WFDM-FM
- Franklin, Indiana; United States;
- Broadcast area: Indianapolis metropolitan area
- Frequency: 95.9 MHz
- Branding: Freedom 95

Programming
- Format: Talk (WXLW simulcast)
- Network: Townhall News
- Affiliations: Premiere Networks Westwood One Compass Media Networks

Ownership
- Owner: Pilgrim Communications LLC
- Sister stations: WXLW

History
- First air date: December 15, 1961; 64 years ago
- Call sign meaning: W FreeDoM

Technical information
- Licensing authority: FCC
- Facility ID: 21842
- Class: A
- ERP: 3,400 watts
- HAAT: 91 meters (299 ft)

Links
- Public license information: Public file; LMS;
- Webcast: Listen Live
- Website: freedom95.us

= WFDM-FM =

WFDM-FM (95.9 MHz, "Freedom 95") is a commercial radio station licensed to Franklin, Indiana, and serving the greater Indianapolis metropolitan area.
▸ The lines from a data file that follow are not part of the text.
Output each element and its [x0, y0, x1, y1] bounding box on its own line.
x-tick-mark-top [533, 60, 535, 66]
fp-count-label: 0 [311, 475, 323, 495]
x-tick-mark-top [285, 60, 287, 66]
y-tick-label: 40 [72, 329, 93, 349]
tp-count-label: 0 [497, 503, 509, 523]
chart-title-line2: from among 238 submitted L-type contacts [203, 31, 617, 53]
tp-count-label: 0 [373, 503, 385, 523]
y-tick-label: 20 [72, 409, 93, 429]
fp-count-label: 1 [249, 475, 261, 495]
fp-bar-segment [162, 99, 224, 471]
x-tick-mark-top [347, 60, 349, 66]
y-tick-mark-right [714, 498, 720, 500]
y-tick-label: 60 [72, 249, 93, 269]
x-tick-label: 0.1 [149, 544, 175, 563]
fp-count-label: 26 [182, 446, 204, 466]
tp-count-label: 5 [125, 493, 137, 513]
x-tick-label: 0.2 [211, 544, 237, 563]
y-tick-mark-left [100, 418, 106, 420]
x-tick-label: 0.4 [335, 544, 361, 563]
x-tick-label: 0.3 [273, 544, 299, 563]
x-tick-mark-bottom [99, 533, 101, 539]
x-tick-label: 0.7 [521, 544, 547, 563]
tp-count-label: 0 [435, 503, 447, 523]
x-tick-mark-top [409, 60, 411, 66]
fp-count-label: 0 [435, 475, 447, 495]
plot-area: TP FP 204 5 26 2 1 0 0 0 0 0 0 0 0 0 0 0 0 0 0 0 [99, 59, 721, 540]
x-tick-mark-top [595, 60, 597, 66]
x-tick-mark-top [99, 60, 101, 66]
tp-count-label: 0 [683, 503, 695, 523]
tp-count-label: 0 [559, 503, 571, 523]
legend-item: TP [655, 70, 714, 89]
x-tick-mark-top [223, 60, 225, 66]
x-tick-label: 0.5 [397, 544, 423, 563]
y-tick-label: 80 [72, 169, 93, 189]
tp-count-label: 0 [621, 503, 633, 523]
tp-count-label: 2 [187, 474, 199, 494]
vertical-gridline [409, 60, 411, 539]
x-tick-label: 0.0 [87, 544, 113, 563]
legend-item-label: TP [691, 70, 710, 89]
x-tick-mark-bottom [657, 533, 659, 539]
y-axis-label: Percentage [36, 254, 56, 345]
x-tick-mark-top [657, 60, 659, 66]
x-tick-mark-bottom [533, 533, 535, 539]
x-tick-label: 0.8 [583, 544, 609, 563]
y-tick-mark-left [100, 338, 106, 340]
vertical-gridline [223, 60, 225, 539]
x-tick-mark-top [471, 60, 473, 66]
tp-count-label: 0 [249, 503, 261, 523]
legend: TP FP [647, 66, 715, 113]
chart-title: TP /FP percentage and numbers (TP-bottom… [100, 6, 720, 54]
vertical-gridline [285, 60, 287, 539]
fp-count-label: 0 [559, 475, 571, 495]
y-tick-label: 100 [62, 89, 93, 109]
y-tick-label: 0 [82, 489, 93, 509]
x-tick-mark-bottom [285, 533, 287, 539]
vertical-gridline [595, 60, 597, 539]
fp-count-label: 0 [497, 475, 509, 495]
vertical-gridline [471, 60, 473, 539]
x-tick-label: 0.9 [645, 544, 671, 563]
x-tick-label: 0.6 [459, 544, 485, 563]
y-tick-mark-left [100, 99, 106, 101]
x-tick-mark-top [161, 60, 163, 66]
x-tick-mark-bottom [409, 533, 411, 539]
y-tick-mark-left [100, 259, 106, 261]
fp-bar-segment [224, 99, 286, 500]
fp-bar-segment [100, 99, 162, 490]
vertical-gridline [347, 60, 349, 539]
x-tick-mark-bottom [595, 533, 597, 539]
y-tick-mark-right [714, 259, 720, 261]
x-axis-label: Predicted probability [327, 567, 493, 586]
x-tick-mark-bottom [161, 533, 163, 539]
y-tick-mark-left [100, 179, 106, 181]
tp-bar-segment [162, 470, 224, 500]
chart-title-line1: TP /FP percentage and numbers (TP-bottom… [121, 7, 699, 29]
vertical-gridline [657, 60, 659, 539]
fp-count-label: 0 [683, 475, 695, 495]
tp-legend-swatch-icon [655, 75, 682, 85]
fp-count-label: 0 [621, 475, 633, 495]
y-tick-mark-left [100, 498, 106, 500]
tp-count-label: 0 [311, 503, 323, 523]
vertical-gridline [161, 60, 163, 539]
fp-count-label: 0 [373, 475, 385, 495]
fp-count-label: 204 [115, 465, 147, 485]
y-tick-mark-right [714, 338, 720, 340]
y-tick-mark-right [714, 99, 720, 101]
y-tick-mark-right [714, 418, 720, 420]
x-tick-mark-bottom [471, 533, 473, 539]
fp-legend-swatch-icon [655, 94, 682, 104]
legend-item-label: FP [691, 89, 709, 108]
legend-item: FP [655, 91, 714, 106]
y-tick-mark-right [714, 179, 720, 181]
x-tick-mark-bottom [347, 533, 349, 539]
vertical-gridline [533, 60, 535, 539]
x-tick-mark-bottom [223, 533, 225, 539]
The station is owned by Pilgrim Communications LLC and airs a conservative talk radio format. It is simulcast with co-owned AM 950 WXLW.

The studios and offices are on Industrial Drive in Franklin, Indiana. The transmitter is co-located with the studios, near U.S. Route 31. WFDM-FM is a Class A FM station with an effective radiated power (ERP) of 3,400 watts. By contrast, some Indianapolis stations are powered at 50,000 watts.

==Programming==
WFDM-FM and WXLW have one local show, with morning host Todd Huff. The rest of the weekday schedule is made up of nationally syndicated talk shows, including Dave Ramsey, Glenn Beck, Sean Hannity, Mark Levin, Joe Pags, "Our American Stories with Lee Habeeb" and "This Morning, America's First News with Gordon Deal." Most hours begin with an update from Townhall News.

== History ==
The station signed on the air on December 15, 1961, as WIFN with a middle of the road (MOR) format. It was owned by Howell B. Phillips and was powered at only 790 watts. In 1970, the station was acquired by William R. Vogel and Ronald Douglas. The partners continued the MOR format and boosted the power to 3,000 watts.

In 2000, it became "95.9 the Point," airing mainly conservative talk programming. On July 1, 2003, the station flipped formats to Contemporary Christian Music (CCM) and became WIJY, "Joy 96," after another Indianapolis-area station that had aired CCM music, 98.3 WXIR, switched to "Radio Disney" as WRDZ-FM.

On September 21, 2005, it flipped again, this time to Oldies as WIAU "Gold 95.9." It used the ABC "Pure Gold" format and the same image campaign previously used on "Gold 104.5" WGLD in Indianapolis, which had just flipped to adult hits "Jack FM" WJJK.

On Monday, November 12, 2007, the station dropped the Oldies format, and WFDM-FM "Freedom 95.9" began. It carried virtually the same weekday lineup that had previously been heard on Indianapolis-area station 93.9 WWFT (now WNDX). Beginning in September 2012, Pilgrim Communications began simulcasting WFDM-FM's talk programming on AM 950 WXLW, broadening the station's coverage area, including communities north of Indianapolis that have trouble receiving the FM signal.